Casey, however, would likely wring his neck. Apparently, there were a lot of plans made long before Ellen was killed in the plane crash that nearly killed George, too. Things Ellen wanted to try to achieve as first lady when George eventually became governor.
So many social initiatives they wanted to accomplish, education reform, voter protections, equality guarantees.
This means I’ll remain George’s dirty little secret for the foreseeable future, because he’s dedicated to accomplishing a lot in his wife’s memory.
You know what?
I’m okay with that.
Because there are people in my personal life who’d probably want to hurt or maybe even kill me—or him—if the truth comes out.
* * * *
Guess this is a funny place to start my tale, but, honestly? I’m not exactly sure how I got here in the first place. There were a lot of possibilities I considered for my future—including the very real one that I might not even have a future—but this path never blipped my radar.
Hell, earning my law degree and passing the bar didn’t make the top fifty possibilities.
I never would have done that without Casey, either.
Never could have done that.
There are so many things in my life I never could have achieved had Casey-Marie Blaine not crossed my path.
There are so many things in my life I never would have done, either.
Good, and bad.
But what is bad, really? I think that’s mostly subjective.
I mean, there are some things that I believe we can all reasonably agree are “bad.”
Polio, famine, earthquakes.
Plane crashes.
But what about other things? Like illicit affairs, beating someone, and forced sex with your boss?
Attorneys.
Are they “bad?”
Your mileage may vary.
What if I flip the script on you and tell you that second batch of “bad” things were all performed
by consenting adults?
Still think they’re bad?
I mean, other than attorneys. Everyone knows we’re a…special breed.
Even the good ones.
Doubly so when we’re either politicians, or working in politics.
My life could’ve gone in a lot of different directions, considering where I came from.
Including objectively bad directions.
Then again, considering where I am right now, maybe I’ve already gone in a bad direction.
Maybe it’s exactly the way I want to go.
Chapter Two
Now
When I awaken before dawn Saturday morning, I draw in a sharp breath because I need a moment to get my bearings. I’m not at home in my own bed. I’m not in Casey’s bed, either.
The warm, naked body wrapped around me isn’t Casey—it’s George.

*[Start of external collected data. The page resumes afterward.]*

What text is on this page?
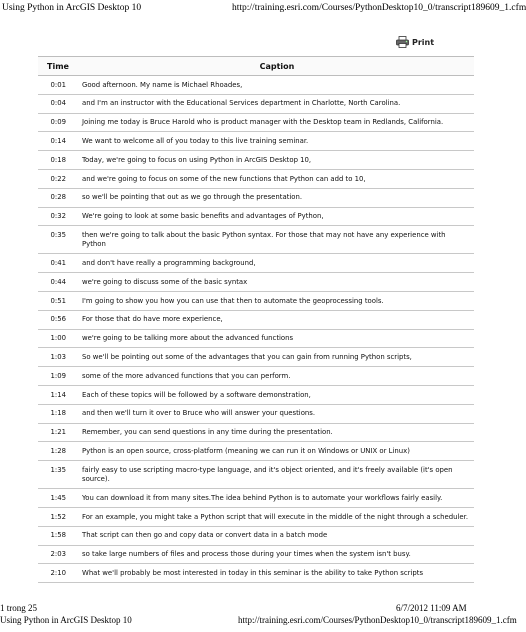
Using Python in ArcGIS Desktop 10	http://training.esri.com/Courses/PythonDesktop10_0/transcript189609_1.cfm
Print
Time	Caption
0:01 Good afternoon. My name is Michael Rhoades,
0:04 and I'm an instructor with the Educational Services department in Charlotte, North Carolina.
0:09 Joining me today is Bruce Harold who is product manager with the Desktop team in Redlands, California.
0:14 We want to welcome all of you today to this live training seminar.
0:18 Today, we're going to focus on using Python in ArcGIS Desktop 10,
0:22 and we're going to focus on some of the new functions that Python can add to 10,
0:28 so we'll be pointing that out as we go through the presentation.
0:32 We're going to look at some basic benefits and advantages of Python,
0:35 then we're going to talk about the basic Python syntax. For those that may not have any experience with Python
0:41 and don't have really a programming background,
0:44 we're going to discuss some of the basic syntax
0:51 I'm going to show you how you can use that then to automate the geoprocessing tools.
0:56 For those that do have more experience,
1:00 we're going to be talking more about the advanced functions
1:03 So we'll be pointing out some of the advantages that you can gain from running Python scripts,
1:09 some of the more advanced functions that you can perform.
1:14 Each of these topics will be followed by a software demonstration,
1:18 and then we'll turn it over to Bruce who will answer your questions.
1:21 Remember, you can send questions in any time during the presentation.
1:28 Python is an open source, cross-platform (meaning we can run it on Windows or UNIX or Linux)
1:35 fairly easy to use scripting macro-type language, and it's object oriented, and it's freely available (it's open source).
1:45 You can download it from many sites.The idea behind Python is to automate your workflows fairly easily.
1:52 For an example, you might take a Python script that will execute in the middle of the night through a scheduler.
1:58 That script can then go and copy data or convert data in a batch mode
2:03 so take large numbers of files and process those during your times when the system isn't busy.
2:10 What we'll probably be most interested in today in this seminar is the ability to take Python scripts
1 trong 25	6/7/2012 11:09 AM
Using Python in ArcGIS Desktop 10	http://training.esri.com/Courses/PythonDesktop10_0/transcript189609_1.cfm
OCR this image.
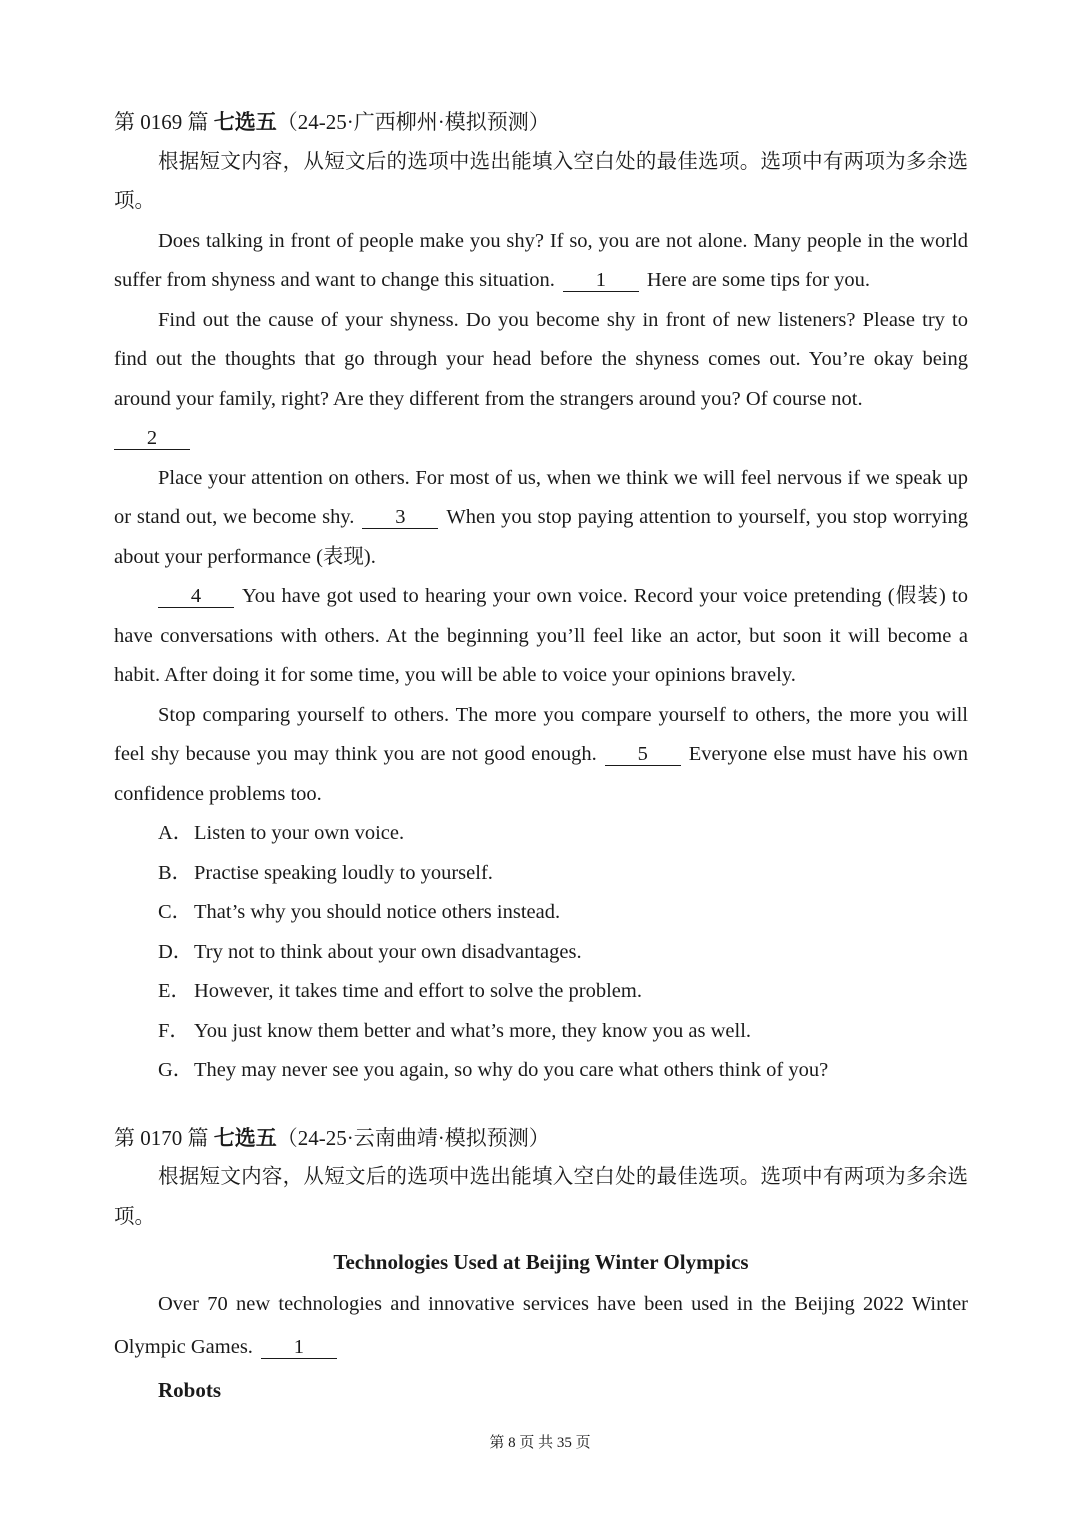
第 0169 篇 七选五（24-25·广西柳州·模拟预测）

根据短文内容，从短文后的选项中选出能填入空白处的最佳选项。选项中有两项为多余选项。

Does talking in front of people make you shy? If so, you are not alone. Many people in the world suffer from shyness and want to change this situation. 1 Here are some tips for you.

Find out the cause of your shyness. Do you become shy in front of new listeners? Please try to find out the thoughts that go through your head before the shyness comes out. You’re okay being around your family, right? Are they different from the strangers around you? Of course not.

2

Place your attention on others. For most of us, when we think we will feel nervous if we speak up or stand out, we become shy. 3 When you stop paying attention to yourself, you stop worrying about your performance (表现).

4 You have got used to hearing your own voice. Record your voice pretending (假装) to have conversations with others. At the beginning you’ll feel like an actor, but soon it will become a habit. After doing it for some time, you will be able to voice your opinions bravely.

Stop comparing yourself to others. The more you compare yourself to others, the more you will feel shy because you may think you are not good enough. 5 Everyone else must have his own confidence problems too.

A．Listen to your own voice.
B．Practise speaking loudly to yourself.
C．That’s why you should notice others instead.
D．Try not to think about your own disadvantages.
E． However, it takes time and effort to solve the problem.
F． You just know them better and what’s more, they know you as well.
G．They may never see you again, so why do you care what others think of you?
第 0170 篇 七选五（24-25·云南曲靖·模拟预测）

根据短文内容，从短文后的选项中选出能填入空白处的最佳选项。选项中有两项为多余选项。

Technologies Used at Beijing Winter Olympics

Over 70 new technologies and innovative services have been used in the Beijing 2022 Winter Olympic Games. 1

Robots
第 8 页 共 35 页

As in Tennessee governor George Forrester.
My boss.
Which makes sense, because it’s his bed I currently occupy.
Thanks to the excellent beating and fucking I received from him last night, I now ache in very pleasant ways, from head to toe, inside and out.
Fuck, I needed that.
Even my neck’s a little sore from where George choked me.
Yeah, I feel the smile on my face, and the way my cock wants to harden over the memory. Ahh, breath play. I’d always wanted to try it, but Casey had said no.
Last weekend, when I travelled to Washington, DC with George, he did it to me. The first time sort of unintentionally, and the second time definitely intentionally.
Fuuuck, yeah. I’ve never come that hard before. New favorite thing, thank you very much.
Unfortunately, I can’t lie here in bed with him all morning, which is what I really wish I could do. I have stuff to get done today, the first thing being I have to stop by Casey’s house on my way out of their neighborhood.
She lives only four houses down from George. George has a fundraiser to attend tonight, and Casey and I are accompanying him. It’s formal, meaning I need to break out the tux hanging in my closet at home. I’ll bring it with me when I return later and get dressed here.